The Yemeni Houthi rebels’ claim of responsibility for the September cruise-missile/drone attack on Saudi Arabia’s oil facilities at Abqaiq and Kurais was false – not for lack of will to strike the oil kingdom, but because they had run out of weapons. The Houthis have meanwhile not conducted a single missile-cum- explosive drone attack on Saudi Arabia. Before they stopped, they had aimed around 260 strikes against strategic facilities in southern Saudi Arabia, sites as far north as Riyadh and military bases in its vicinity as well as targets in the Gulf and on the Red Sea.
This pause is mainly accounted for by the drying up of critical components from Iran, such as engines and guidance systems for assembling and deploying the necessary hardware. This in turn attests to the Iranian Revolutionary Guards Corps (IRGC), which manages arms supplies to foreign proxies, running into difficulties in getting the weapons components to the Yemeni Houthis.
DEBKA Weekly’s sources report that up until early February this year, a trickle reached Yemen by sea and overland, Since then, intelligence sources monitoring those routes report that just one consignment of missile and drone parts got through by sea. The difficulties Iran encounters began after its attacks on Gulf oil shipping last May. It was then that the West began reinforcing its electronic surveillance efforts for impeding Iran’s supply routes to Yemen through the Gulf and the Red Sea.
The US and Saudis moreover leaned hard on Sultan Qaboos of Oman and his generals to shut down the IRGC’s overland smuggling routes into neighboring Yemen. Omani security services were outfitted with new American surveillance gear. By this year, Iran’s smuggling routes to Yemen were jammed. Even skilled professional smugglers were finding it hard to beat the new electronic walls thrown up by the West. Their fees skyrocketed out of range of Tehran’s pocket.

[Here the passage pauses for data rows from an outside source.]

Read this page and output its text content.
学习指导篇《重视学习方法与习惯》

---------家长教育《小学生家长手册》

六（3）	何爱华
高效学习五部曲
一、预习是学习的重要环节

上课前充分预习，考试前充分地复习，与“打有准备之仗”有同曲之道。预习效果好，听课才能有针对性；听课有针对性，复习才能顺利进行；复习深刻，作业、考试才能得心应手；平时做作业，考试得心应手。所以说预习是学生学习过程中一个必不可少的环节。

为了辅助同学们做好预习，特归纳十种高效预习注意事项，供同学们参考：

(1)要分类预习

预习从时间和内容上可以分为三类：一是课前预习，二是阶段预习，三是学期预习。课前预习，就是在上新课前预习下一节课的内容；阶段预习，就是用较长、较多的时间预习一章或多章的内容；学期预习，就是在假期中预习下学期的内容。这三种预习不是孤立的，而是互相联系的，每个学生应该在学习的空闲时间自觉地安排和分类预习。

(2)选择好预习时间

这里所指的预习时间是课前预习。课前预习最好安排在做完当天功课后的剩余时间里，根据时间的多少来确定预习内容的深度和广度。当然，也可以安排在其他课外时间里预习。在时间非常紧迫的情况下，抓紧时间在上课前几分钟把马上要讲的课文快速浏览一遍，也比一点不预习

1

But meanwhile, Iran had switched priorities and was directing supplies of ballistic missiles and armed drones for use against its enemies to other proxies – Hizballah in Lebanon and Shiite militias in Iraq. The Iraqi militias operating in Syria and along the Syrian-Iraqi border were given preferential treatment for receiving the missiles and drones, ready to confront two foes, Saudi Arabia and Israel.
The Houthis are meanwhile making do with inferior hardware with much shorter ranges than the Iranian products and gathering some on world civilian markets.
Their purchases include the Hudhud, 150cm long and a wing length of 190cm, which stays aloft up to 90 minutes within a 30km range; and Raqib, body length 100cm, wing length 140cm, which stays in the air for 90 minutes and has a range of 15km.
We have even found the Houthis buying and converting toy drones, like the model sold by Amazon of the Big FPV wing X-8 from Skywalker Technology, which was designed for FPV and UAV and customized for F-Tek stabilizer systems. This model has a large under canopy space, excellent glide performance and fast low power cruise speeds (80-90kph). Transportation is easy as the wing panels and vertical stabs are bolted on. Its body is 100cm long and wingspan 220cm. The Houthis appear to have removed the camera equipment from these drones and inserted instead 5-10 kilos of explosives. The toy drones can fly armed and deadly for 120-minute stretches at a range of 35km in the service of the Yemeni insurgents – a comedown from the high-powered Iranian hardware.